Pencereden baktırıyor ama acı gerçeklere…
Halbuki daha bir gün önce usul usul yağarak, yaz sıcağını yıkayarak ardında bıraktığı toprak kokusuyla yeni bir mevsimin, sonbaharın gelişini müjdelemişti bize.
Meğer gece ve sabaha karşı yapacakmış yapacağını.
Bir yağdı, pir yağdı.
Onlarca can aldı.
Verdiği mali zarar da cabası.
İstanbul sele kapıldı.
Tamam, doğal afetlere karşı gelinmez, bu bildiğimiz bir gerçek.
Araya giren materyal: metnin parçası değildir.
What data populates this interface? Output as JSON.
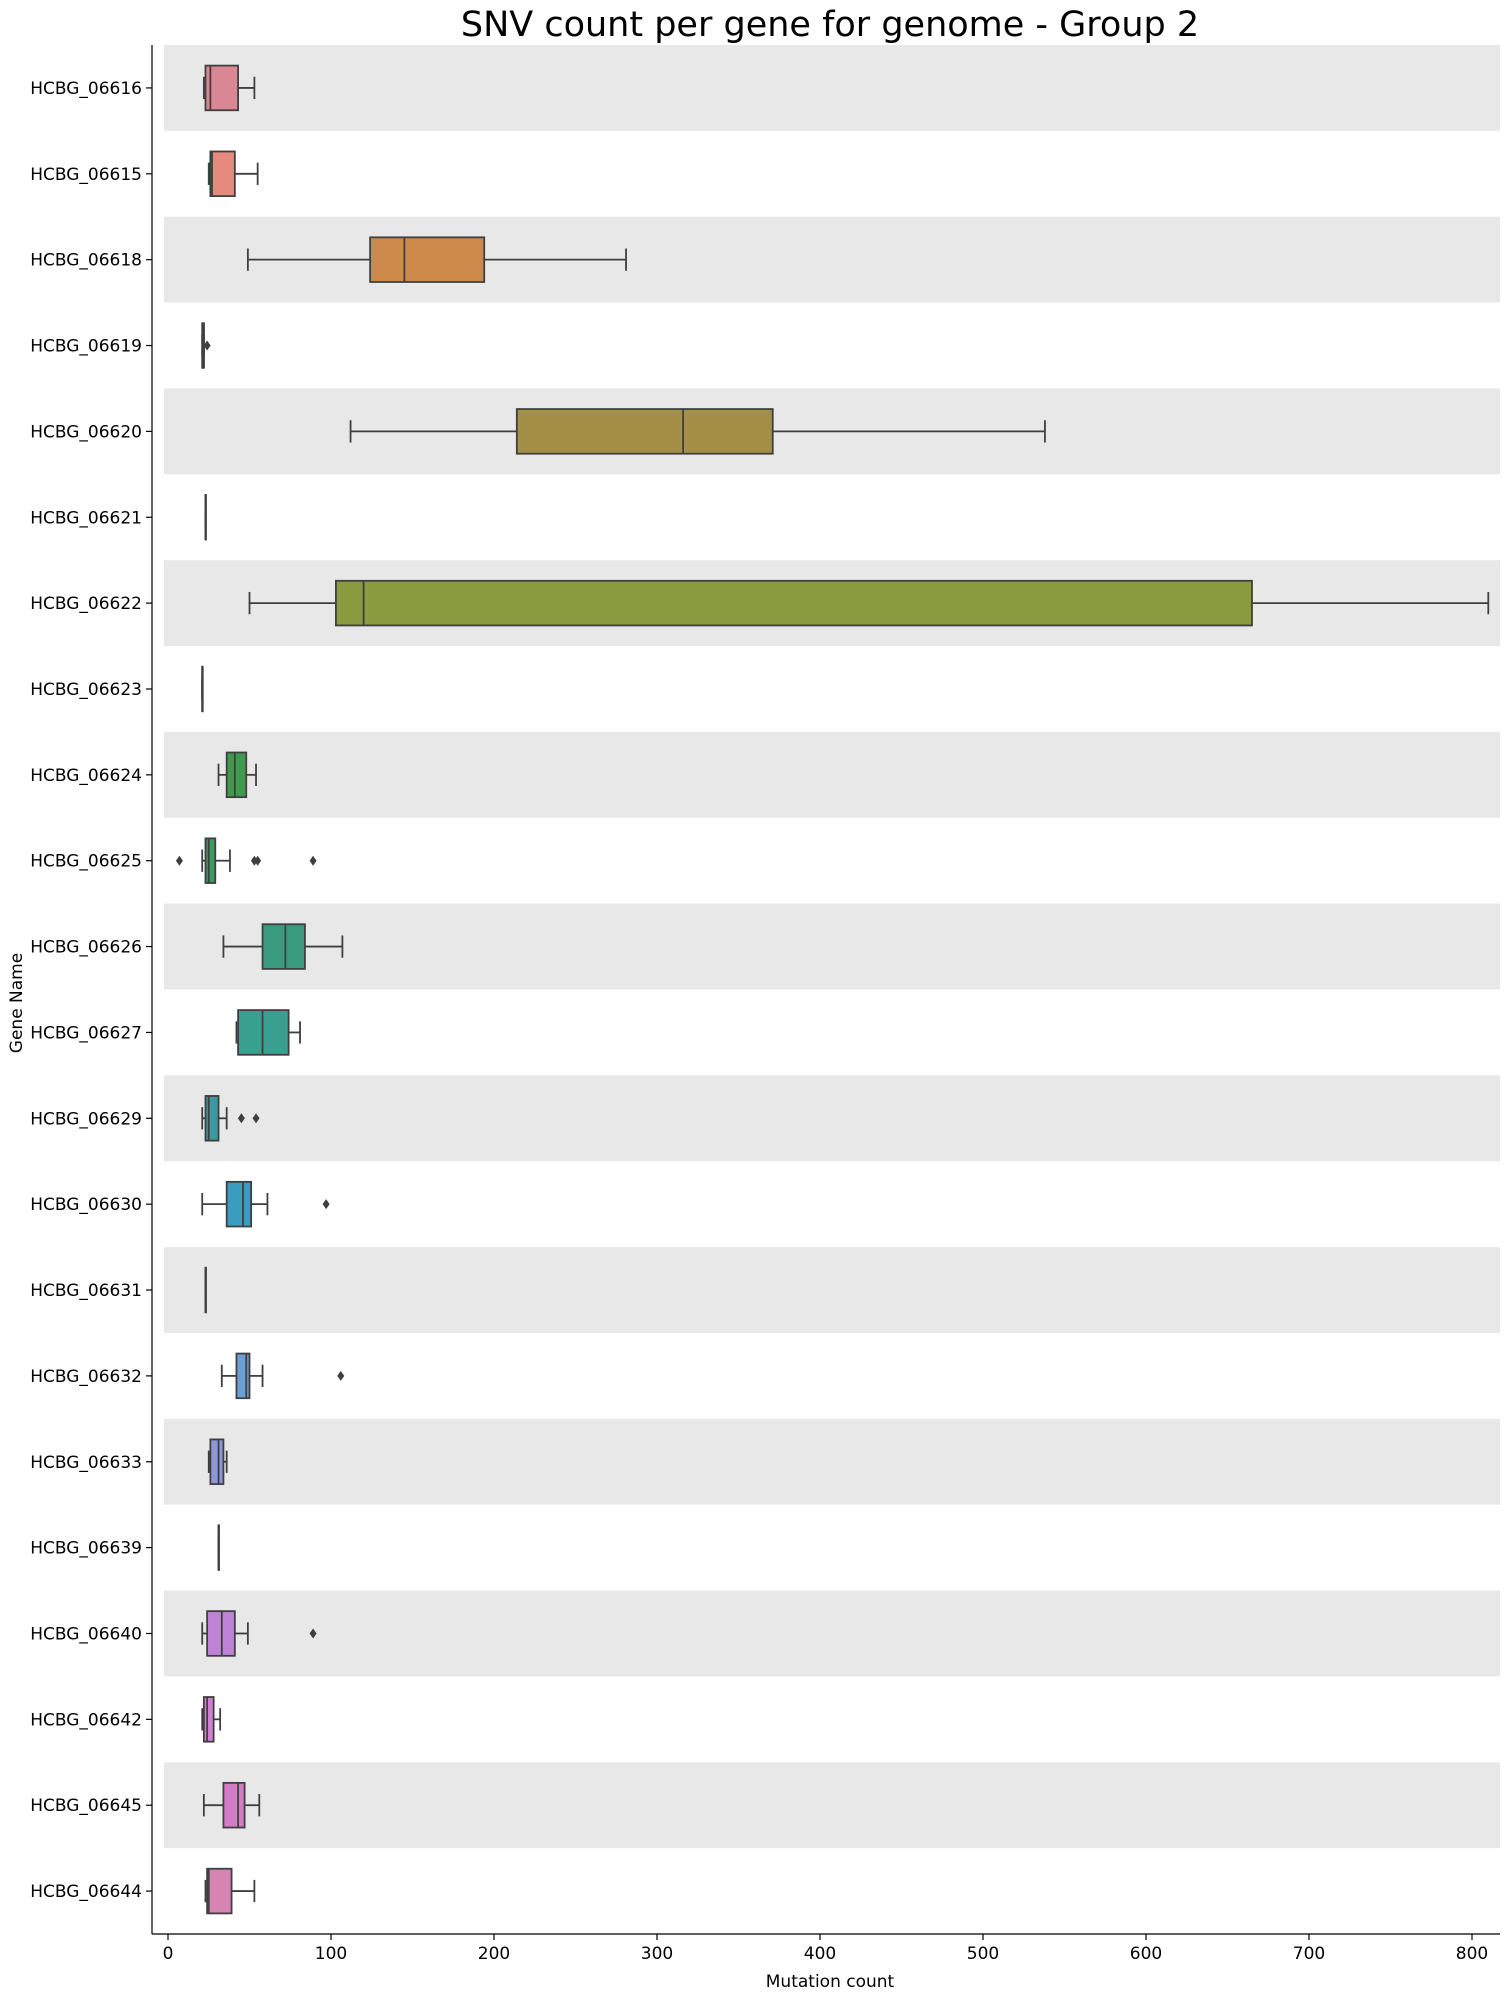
{
  "chart_data": {
    "type": "boxplot",
    "orientation": "horizontal",
    "title": "SNV count per gene for genome - Group 2",
    "xlabel": "Mutation count",
    "ylabel": "Gene Name",
    "xlim": [
      -5,
      820
    ],
    "xticks": [
      0,
      100,
      200,
      300,
      400,
      500,
      600,
      700,
      800
    ],
    "grid": false,
    "row_banding": true,
    "band_color": "#e8e8e8",
    "box_edge_color": "#3f3f3f",
    "genes": [
      {
        "name": "HCBG_06616",
        "color": "#d98794",
        "whislo": 22,
        "q1": 23,
        "med": 26,
        "q3": 43,
        "whishi": 53,
        "fliers": []
      },
      {
        "name": "HCBG_06615",
        "color": "#e58a7c",
        "whislo": 25,
        "q1": 26,
        "med": 27,
        "q3": 41,
        "whishi": 55,
        "fliers": []
      },
      {
        "name": "HCBG_06618",
        "color": "#cd8a4a",
        "whislo": 49,
        "q1": 124,
        "med": 145,
        "q3": 194,
        "whishi": 281,
        "fliers": []
      },
      {
        "name": "HCBG_06619",
        "color": "#bf9650",
        "whislo": 21,
        "q1": 21,
        "med": 22,
        "q3": 22,
        "whishi": 22,
        "fliers": [
          24
        ]
      },
      {
        "name": "HCBG_06620",
        "color": "#a38f46",
        "whislo": 112,
        "q1": 214,
        "med": 316,
        "q3": 371,
        "whishi": 538,
        "fliers": []
      },
      {
        "name": "HCBG_06621",
        "color": "#9b9a42",
        "whislo": 23,
        "q1": 23,
        "med": 23,
        "q3": 23,
        "whishi": 23,
        "fliers": []
      },
      {
        "name": "HCBG_06622",
        "color": "#8a9a3e",
        "whislo": 50,
        "q1": 103,
        "med": 120,
        "q3": 665,
        "whishi": 810,
        "fliers": []
      },
      {
        "name": "HCBG_06623",
        "color": "#6f9a43",
        "whislo": 21,
        "q1": 21,
        "med": 21,
        "q3": 21,
        "whishi": 21,
        "fliers": []
      },
      {
        "name": "HCBG_06624",
        "color": "#3f9a4c",
        "whislo": 31,
        "q1": 36,
        "med": 41,
        "q3": 48,
        "whishi": 54,
        "fliers": []
      },
      {
        "name": "HCBG_06625",
        "color": "#3d9a61",
        "whislo": 21,
        "q1": 23,
        "med": 25,
        "q3": 29,
        "whishi": 38,
        "fliers": [
          7,
          53,
          55,
          89
        ]
      },
      {
        "name": "HCBG_06626",
        "color": "#3a9a7d",
        "whislo": 34,
        "q1": 58,
        "med": 72,
        "q3": 84,
        "whishi": 107,
        "fliers": []
      },
      {
        "name": "HCBG_06627",
        "color": "#39a08f",
        "whislo": 42,
        "q1": 43,
        "med": 58,
        "q3": 74,
        "whishi": 81,
        "fliers": []
      },
      {
        "name": "HCBG_06629",
        "color": "#3a9aa0",
        "whislo": 21,
        "q1": 23,
        "med": 25,
        "q3": 31,
        "whishi": 36,
        "fliers": [
          45,
          54
        ]
      },
      {
        "name": "HCBG_06630",
        "color": "#3a9dbf",
        "whislo": 21,
        "q1": 36,
        "med": 46,
        "q3": 51,
        "whishi": 61,
        "fliers": [
          97
        ]
      },
      {
        "name": "HCBG_06631",
        "color": "#55a0cf",
        "whislo": 23,
        "q1": 23,
        "med": 23,
        "q3": 23,
        "whishi": 23,
        "fliers": []
      },
      {
        "name": "HCBG_06632",
        "color": "#6a9fd8",
        "whislo": 33,
        "q1": 42,
        "med": 48,
        "q3": 50,
        "whishi": 58,
        "fliers": [
          106
        ]
      },
      {
        "name": "HCBG_06633",
        "color": "#8e98d8",
        "whislo": 25,
        "q1": 26,
        "med": 31,
        "q3": 34,
        "whishi": 36,
        "fliers": []
      },
      {
        "name": "HCBG_06639",
        "color": "#a690d6",
        "whislo": 31,
        "q1": 31,
        "med": 31,
        "q3": 31,
        "whishi": 31,
        "fliers": []
      },
      {
        "name": "HCBG_06640",
        "color": "#bf83d6",
        "whislo": 21,
        "q1": 24,
        "med": 33,
        "q3": 41,
        "whishi": 49,
        "fliers": [
          89
        ]
      },
      {
        "name": "HCBG_06642",
        "color": "#d17fd3",
        "whislo": 21,
        "q1": 22,
        "med": 24,
        "q3": 28,
        "whishi": 32,
        "fliers": []
      },
      {
        "name": "HCBG_06645",
        "color": "#d37bc6",
        "whislo": 22,
        "q1": 34,
        "med": 43,
        "q3": 47,
        "whishi": 56,
        "fliers": []
      },
      {
        "name": "HCBG_06644",
        "color": "#d884b2",
        "whislo": 23,
        "q1": 24,
        "med": 25,
        "q3": 39,
        "whishi": 53,
        "fliers": []
      }
    ]
  }
}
Ama bu konuda bildiğimiz başka bir gerçek var karşı gelebileceğimiz ve ısrarla ama ısrarla görmezden geldiğimiz!
Nedir o?
Yaşanan bu tür felaketlere rağmen hâlâ ders almamak!
Önlemler almamak.
Hâlâ temeli sağlam olmayan ve yanlış yerlerde inşaatlar yapılmasına izin vermek.
Bir dereyi arsaya, arsayı paraya, parayı ölüme çevirenlere destek veriyoruz.
Ondan sonra da dövünüyoruz.
Dövünmek yerine gerçekleri görsek artık!
Bir dereyi arsaya, arsayı paraya, parayı ölüme çevirenlerin vicdanı şu an ne durumdadır acaba?
Ya, yitip giden canların, onca zararın üzüntüsünü yaşarken bile bunun telafisi için çabalamak yerine yağmalama yapanlara ne demeli?
'Derenin intikamı ağır olur' denildi, sel felaketinin değerlendirilmesi yapılırken.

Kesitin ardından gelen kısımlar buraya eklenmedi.